| Quote #1
Live things were meat. They were good to eat. Also, live things when they were large enough, could give hurt. (7.27)
Okay, this sounds pretty brutal. But it also signals one of the first really important things White Fang learns, and one of his first real steps away from puppyhood. London draws pretty clear lines to the lessons White Fang learns, which is one of the many benefits of a direct style of writing. (Thanks, Jack!)
| Quote #2
He began to get accurate measurement of his strength and his weakness, and to know when to be bold and when to be cautious. He found it expedient to be cautious all the time, except for the rare moments, when, assured of his own intrepidity, he abandoned himself to petty rages and lusts. (8.2)

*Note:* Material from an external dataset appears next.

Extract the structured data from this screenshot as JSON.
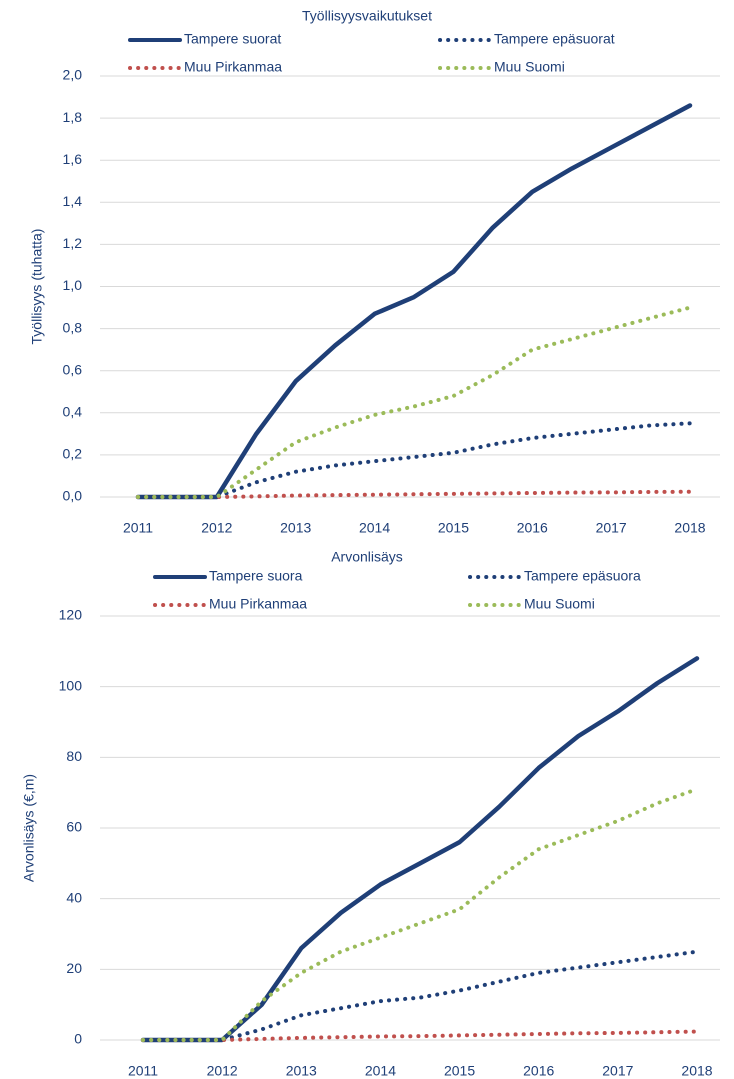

Our little wolf is learning, though as with the first quote for this theme, the lessons are scary and kind of Darwinian.
| Quote #3
This growl he could not suppress; nor did the man-animal resent it by giving him a blow on the head. And furthermore, such was the strangeness of it, White Fang experienced an unaccountable sensation of pleasure as the hand rubbed back and forth. (9.21)
White Fang learns to control his urges, or to give that control over to a man. There are benefits and drawbacks to both equations; part of White Fang's growing up is learning when it's good to put the man in charge, and when it stinks like week-old garbage.